RFI rappelle le parcours singulier du défunt, qui avait déposé son propre père, le cheikh Khalifa, lors d'une révolution de palais en 1995, sans effusion de sang, profitant d'un déplacement de ce dernier en Suisse. Arrivé à la tête d'un émirat alors marginal, aux caisses presque vides, il en a fait en quelques années l'un des plus grands producteurs mondiaux de gaz naturel liquéfié, en s'appuyant notamment sur la création de la Qatar Investment Authority, fonds souverain chargé d'investir des milliards de dollars à l'étranger. C'est également sous son règne que le Qatar a commencé à verser des centaines de millions de dollars à la bande de Gaza, finançant des projets routiers le long du littoral ; un hôpital de la ville de Gaza porte aujourd'hui son nom.
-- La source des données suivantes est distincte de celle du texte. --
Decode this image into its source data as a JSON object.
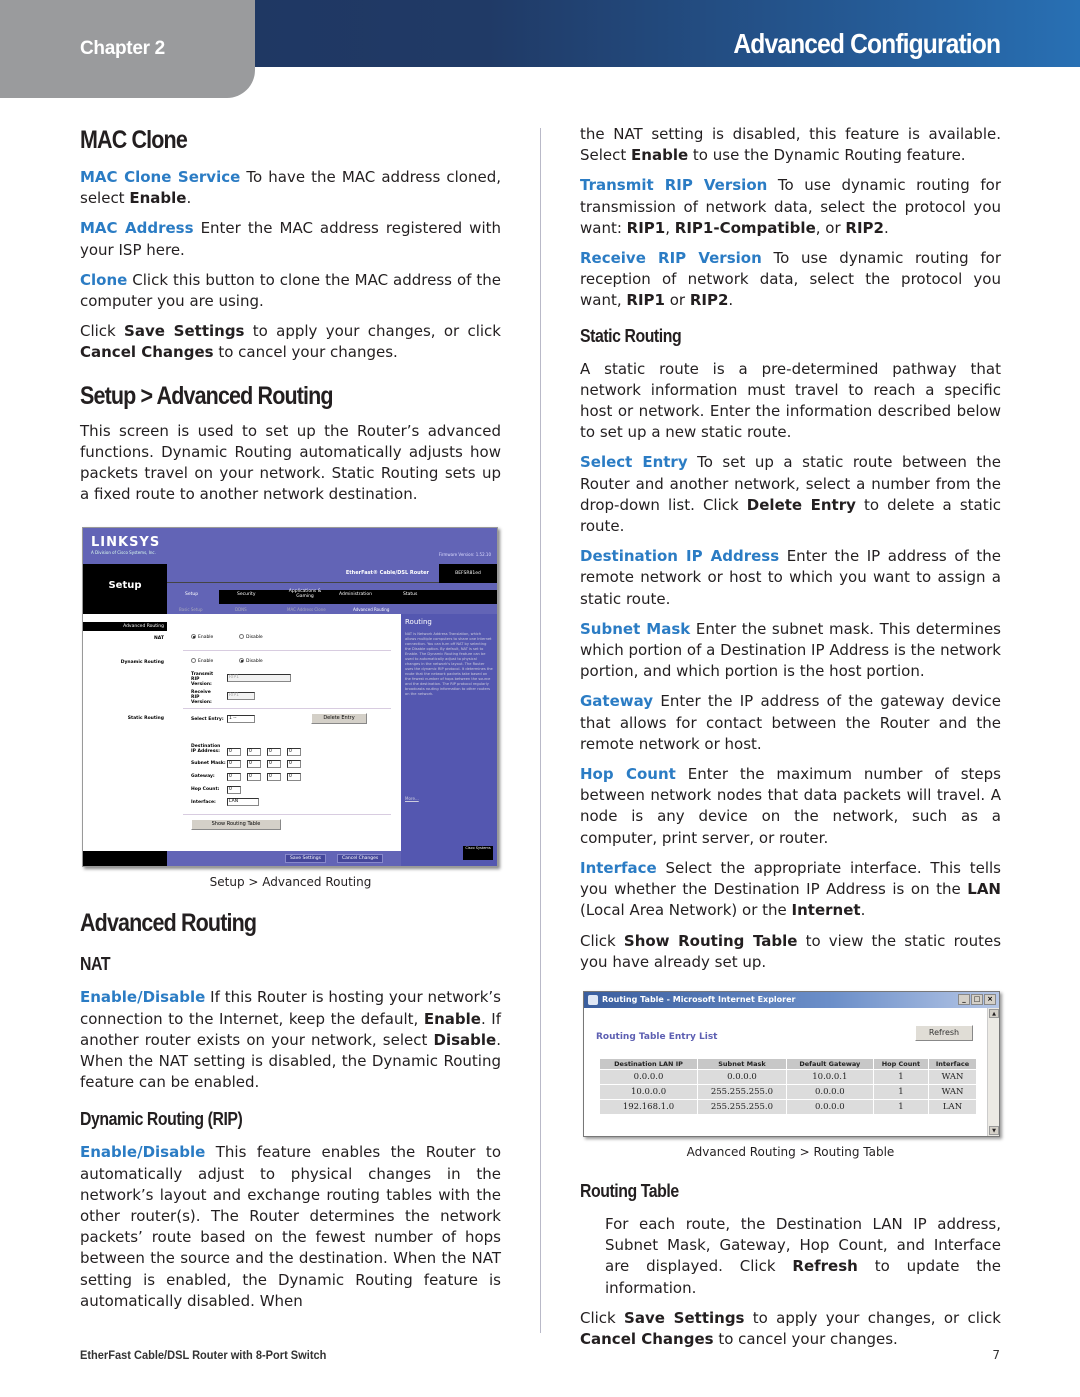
{
  "header": {
    "chapter": "Chapter 2",
    "title": "Advanced Configuration"
  },
  "left": {
    "mac_clone": {
      "heading": "MAC Clone",
      "p1": {
        "term": "MAC Clone Service",
        "text": " To have the MAC address cloned, select ",
        "b1": "Enable",
        "end": "."
      },
      "p2": {
        "term": "MAC Address",
        "text": " Enter the MAC address registered with your ISP here."
      },
      "p3": {
        "term": "Clone",
        "text": "  Click this button to clone the MAC address of the computer you are using."
      },
      "p4": {
        "pre": "Click ",
        "b1": "Save Settings",
        "mid": " to apply your changes, or click ",
        "b2": "Cancel Changes",
        "end": " to cancel your changes."
      }
    },
    "setup_adv": {
      "heading": "Setup > Advanced Routing",
      "p1": "This screen is used to set up the Router’s advanced functions. Dynamic Routing automatically adjusts how packets travel on your network. Static Routing sets up a fixed route to another network destination."
    },
    "screenshot": {
      "logo": "LINKSYS",
      "logo_sub": "A Division of Cisco Systems, Inc.",
      "firmware": "Firmware Version: 1.52.10",
      "section": "Setup",
      "product": "EtherFast® Cable/DSL Router",
      "model": "BEFSR81ed",
      "tabs": [
        "Setup",
        "Security",
        "Applications & Gaming",
        "Administration",
        "Status"
      ],
      "subtabs": [
        "Basic Setup",
        "DDNS",
        "MAC Address Clone",
        "Advanced Routing"
      ],
      "left_bar": "Advanced Routing",
      "labels": {
        "nat": "NAT",
        "dynamic": "Dynamic Routing",
        "static": "Static Routing"
      },
      "nat_options": [
        "Enable",
        "Disable"
      ],
      "nat_selected": "Enable",
      "dyn_options": [
        "Enable",
        "Disable"
      ],
      "dyn_selected": "Disable",
      "transmit_label": "Transmit RIP Version:",
      "transmit_value": "RIP1",
      "receive_label": "Receive RIP Version:",
      "receive_value": "RIP1",
      "select_entry_label": "Select Entry:",
      "select_entry_value": "1 --",
      "delete_entry": "Delete Entry",
      "dest_ip_label": "Destination IP Address:",
      "subnet_label": "Subnet Mask:",
      "gateway_label": "Gateway:",
      "hop_label": "Hop Count:",
      "interface_label": "Interface:",
      "dest_ip": [
        "0",
        "0",
        "0",
        "0"
      ],
      "subnet": [
        "0",
        "0",
        "0",
        "0"
      ],
      "gateway": [
        "0",
        "0",
        "0",
        "0"
      ],
      "hop": "0",
      "interface": "LAN",
      "show_table": "Show Routing Table",
      "save": "Save Settings",
      "cancel": "Cancel Changes",
      "help_title": "Routing",
      "help_text": "NAT is Network Address Translation, which allows multiple computers to share one Internet connection. You can turn off NAT by selecting the Disable option. By default, NAT is set to Enable. The Dynamic Routing feature can be used to automatically adjust to physical changes in the network's layout. The Router uses the dynamic RIP protocol. It determines the route that the network packets take based on the fewest number of hops between the source and the destination. The RIP protocol regularly broadcasts routing information to other routers on the network.",
      "help_more": "More...",
      "cisco": "Cisco Systems"
    },
    "caption1": "Setup > Advanced Routing",
    "adv_routing": {
      "heading": "Advanced Routing",
      "nat_heading": "NAT",
      "nat_p": {
        "term": "Enable/Disable",
        "t1": "  If this Router is hosting your network’s connection to the Internet, keep the default, ",
        "b1": "Enable",
        "t2": ". If another router exists on your network, select ",
        "b2": "Disable",
        "t3": ". When the NAT setting is disabled, the Dynamic Routing feature can be enabled."
      },
      "rip_heading": "Dynamic Routing (RIP)",
      "rip_p": {
        "term": "Enable/Disable",
        "text": " This feature enables the Router to automatically adjust to physical changes in the network’s layout and exchange routing tables with the other router(s). The Router determines the network packets’ route based on the fewest number of hops between the source and the destination. When the NAT setting is enabled, the Dynamic Routing feature is automatically disabled. When"
      }
    }
  },
  "right": {
    "cont": {
      "t1": "the NAT setting is disabled, this feature is available. Select ",
      "b1": "Enable",
      "t2": " to use the Dynamic Routing feature."
    },
    "transmit": {
      "term": "Transmit RIP Version",
      "t1": " To use dynamic routing for transmission of network data, select the protocol you want: ",
      "b1": "RIP1",
      "t2": ", ",
      "b2": "RIP1-Compatible",
      "t3": ", or ",
      "b3": "RIP2",
      "t4": "."
    },
    "receive": {
      "term": "Receive RIP Version",
      "t1": "  To use dynamic routing for reception of network data, select the protocol you want, ",
      "b1": "RIP1",
      "t2": " or ",
      "b2": "RIP2",
      "t3": "."
    },
    "static_heading": "Static Routing",
    "static_p": "A static route is a pre-determined pathway that network information must travel to reach a specific host or network. Enter the information described below to set up a new static route.",
    "select_entry": {
      "term": "Select Entry",
      "t1": "  To set up a static route between the Router and another network, select a number from the drop-down list. Click ",
      "b1": "Delete Entry",
      "t2": " to delete a static route."
    },
    "dest_ip": {
      "term": "Destination IP Address",
      "text": " Enter the IP address of the remote network or host to which you want to assign a static route."
    },
    "subnet": {
      "term": "Subnet Mask",
      "text": " Enter the subnet mask. This determines which portion of a Destination IP Address is the network portion, and which portion is the host portion."
    },
    "gateway": {
      "term": "Gateway",
      "text": "  Enter the IP address of the gateway device that allows for contact between the Router and the remote network or host."
    },
    "hop": {
      "term": "Hop Count",
      "text": "  Enter the maximum number of steps between network nodes that data packets will travel. A node is any device on the network, such as a computer, print server, or router."
    },
    "interface": {
      "term": "Interface",
      "t1": "  Select the appropriate interface. This tells you whether the Destination IP Address is on the ",
      "b1": "LAN",
      "t2": " (Local Area Network) or the ",
      "b2": "Internet",
      "t3": "."
    },
    "show_table": {
      "t1": "Click ",
      "b1": "Show Routing Table",
      "t2": " to view the static routes you have already set up."
    },
    "rt_window": {
      "title": "Routing Table - Microsoft Internet Explorer",
      "heading": "Routing Table Entry List",
      "refresh": "Refresh",
      "columns": [
        "Destination LAN IP",
        "Subnet Mask",
        "Default Gateway",
        "Hop Count",
        "Interface"
      ],
      "rows": [
        [
          "0.0.0.0",
          "0.0.0.0",
          "10.0.0.1",
          "1",
          "WAN"
        ],
        [
          "10.0.0.0",
          "255.255.255.0",
          "0.0.0.0",
          "1",
          "WAN"
        ],
        [
          "192.168.1.0",
          "255.255.255.0",
          "0.0.0.0",
          "1",
          "LAN"
        ]
      ]
    },
    "caption2": "Advanced Routing > Routing Table",
    "rt_heading": "Routing Table",
    "rt_p": {
      "t1": "For each route, the Destination LAN IP address, Subnet Mask, Gateway, Hop Count, and Interface are displayed. Click  ",
      "b1": "Refresh",
      "t2": " to update the information."
    },
    "final": {
      "pre": "Click ",
      "b1": "Save Settings",
      "mid": " to apply your changes, or click ",
      "b2": "Cancel Changes",
      "end": " to cancel your changes."
    }
  },
  "footer": {
    "product": "EtherFast Cable/DSL Router with 8-Port Switch",
    "page": "7"
  },
  "colors": {
    "term_blue": "#2b7cc4",
    "header_dark": "#1e3560",
    "header_light": "#2870b4",
    "chapter_gray": "#9a9b9d",
    "linksys_purple": "#6264b6"
  }
}
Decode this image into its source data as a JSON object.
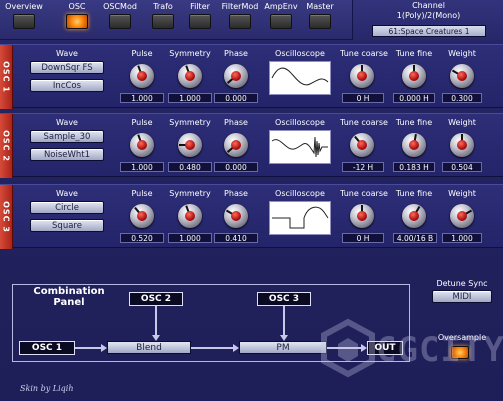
{
  "tabs": [
    {
      "label": "Overview",
      "active": false
    },
    {
      "label": "OSC",
      "active": true
    },
    {
      "label": "OSCMod",
      "active": false
    },
    {
      "label": "Trafo",
      "active": false
    },
    {
      "label": "Filter",
      "active": false
    },
    {
      "label": "FilterMod",
      "active": false
    },
    {
      "label": "AmpEnv",
      "active": false
    },
    {
      "label": "Master",
      "active": false
    }
  ],
  "channel": {
    "label": "Channel",
    "value": "1(Poly)/2(Mono)",
    "preset": "61:Space Creatures 1"
  },
  "param_labels": {
    "wave": "Wave",
    "pulse": "Pulse",
    "symmetry": "Symmetry",
    "phase": "Phase",
    "oscilloscope": "Oscilloscope",
    "tune_coarse": "Tune coarse",
    "tune_fine": "Tune fine",
    "weight": "Weight"
  },
  "oscillators": [
    {
      "tab": "OSC 1",
      "wave_a": "DownSqr FS",
      "wave_b": "IncCos",
      "pulse": "1.000",
      "symmetry": "1.000",
      "phase": "0.000",
      "tune_coarse": "0 H",
      "tune_fine": "0.000 H",
      "weight": "0.300"
    },
    {
      "tab": "OSC 2",
      "wave_a": "Sample_30",
      "wave_b": "NoiseWht1",
      "pulse": "1.000",
      "symmetry": "0.480",
      "phase": "0.000",
      "tune_coarse": "-12 H",
      "tune_fine": "0.183 H",
      "weight": "0.504"
    },
    {
      "tab": "OSC 3",
      "wave_a": "Circle",
      "wave_b": "Square",
      "pulse": "0.520",
      "symmetry": "1.000",
      "phase": "0.410",
      "tune_coarse": "0 H",
      "tune_fine": "4.00/16 B",
      "weight": "1.000"
    }
  ],
  "combination": {
    "title_line1": "Combination",
    "title_line2": "Panel",
    "osc1": "OSC 1",
    "osc2": "OSC 2",
    "osc3": "OSC 3",
    "blend": "Blend",
    "pm": "PM",
    "out": "OUT"
  },
  "detune_sync": {
    "label": "Detune Sync",
    "value": "MIDI"
  },
  "oversample": {
    "label": "Oversample"
  },
  "footer": {
    "credit": "Skin by Liqih"
  },
  "watermark": {
    "text": "CGCITY"
  }
}
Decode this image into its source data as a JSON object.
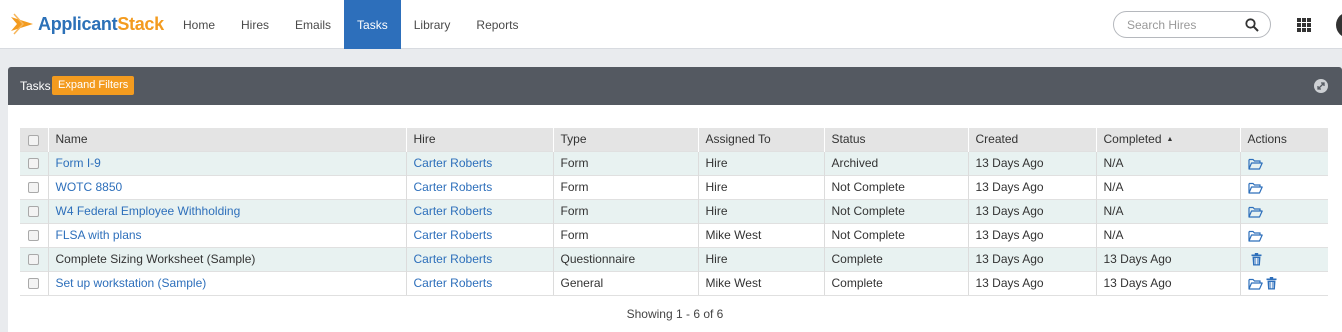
{
  "brand": {
    "name_part1": "Applicant",
    "name_part2": "Stack"
  },
  "nav": {
    "items": [
      {
        "label": "Home",
        "active": false
      },
      {
        "label": "Hires",
        "active": false
      },
      {
        "label": "Emails",
        "active": false
      },
      {
        "label": "Tasks",
        "active": true
      },
      {
        "label": "Library",
        "active": false
      },
      {
        "label": "Reports",
        "active": false
      }
    ]
  },
  "search": {
    "placeholder": "Search Hires",
    "value": ""
  },
  "panel": {
    "title": "Tasks",
    "expand_filters_label": "Expand Filters"
  },
  "table": {
    "columns": [
      "Name",
      "Hire",
      "Type",
      "Assigned To",
      "Status",
      "Created",
      "Completed",
      "Actions"
    ],
    "sorted_column": "Completed",
    "sort_direction": "ascending",
    "rows": [
      {
        "name": "Form I-9",
        "name_is_link": true,
        "hire": "Carter Roberts",
        "type": "Form",
        "assigned_to": "Hire",
        "status": "Archived",
        "created": "13 Days Ago",
        "completed": "N/A",
        "actions": [
          "folder-open-icon"
        ]
      },
      {
        "name": "WOTC 8850",
        "name_is_link": true,
        "hire": "Carter Roberts",
        "type": "Form",
        "assigned_to": "Hire",
        "status": "Not Complete",
        "created": "13 Days Ago",
        "completed": "N/A",
        "actions": [
          "folder-open-icon"
        ]
      },
      {
        "name": "W4 Federal Employee Withholding",
        "name_is_link": true,
        "hire": "Carter Roberts",
        "type": "Form",
        "assigned_to": "Hire",
        "status": "Not Complete",
        "created": "13 Days Ago",
        "completed": "N/A",
        "actions": [
          "folder-open-icon"
        ]
      },
      {
        "name": "FLSA with plans",
        "name_is_link": true,
        "hire": "Carter Roberts",
        "type": "Form",
        "assigned_to": "Mike West",
        "status": "Not Complete",
        "created": "13 Days Ago",
        "completed": "N/A",
        "actions": [
          "folder-open-icon"
        ]
      },
      {
        "name": "Complete Sizing Worksheet (Sample)",
        "name_is_link": false,
        "hire": "Carter Roberts",
        "type": "Questionnaire",
        "assigned_to": "Hire",
        "status": "Complete",
        "created": "13 Days Ago",
        "completed": "13 Days Ago",
        "actions": [
          "trash-icon"
        ]
      },
      {
        "name": "Set up workstation (Sample)",
        "name_is_link": true,
        "hire": "Carter Roberts",
        "type": "General",
        "assigned_to": "Mike West",
        "status": "Complete",
        "created": "13 Days Ago",
        "completed": "13 Days Ago",
        "actions": [
          "folder-open-icon",
          "trash-icon"
        ]
      }
    ]
  },
  "pagination": {
    "summary": "Showing 1 - 6 of 6"
  },
  "colors": {
    "brand_blue": "#2d6fbb",
    "brand_orange": "#f39b1f",
    "panel_header": "#545961",
    "row_highlight": "#e8f2f1"
  }
}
Le Monde souligne un autre pan de son héritage : le lancement, en 1996, de la chaîne Al-Jazira, devenue un outil d'influence régionale majeur. Le journal insiste également sur la rareté de son geste final : en 2013, Cheikh Hamad a créé la surprise en abdiquant volontairement en faveur de son quatrième fils, le cheikh Tamim, dans un Moyen-Orient où les dirigeants se maintiennent le plus souvent au pouvoir jusqu'à leur dernier souffle.
C'est précisément ce contraste que retiennent les rédactions françaises pour résumer un règne jugé fondateur pour le Qatar moderne : un État minuscule et démuni transformé, en moins de deux décennies, en poids lourd du gaz naturel liquéfié, de la finance souveraine et de la médiation régionale, puis remis pacifiquement entre les mains d'un successeur choisi de son vivant. Dans un Golfe où les transmissions de pouvoir se jouent rarement dans la sérénité, cette double trajectoire - bâtisseur d'influence, puis retrait volontaire - constitue, pour la presse française, la clé de lecture d'un héritage qui dépasse largement les frontières de l'émirat.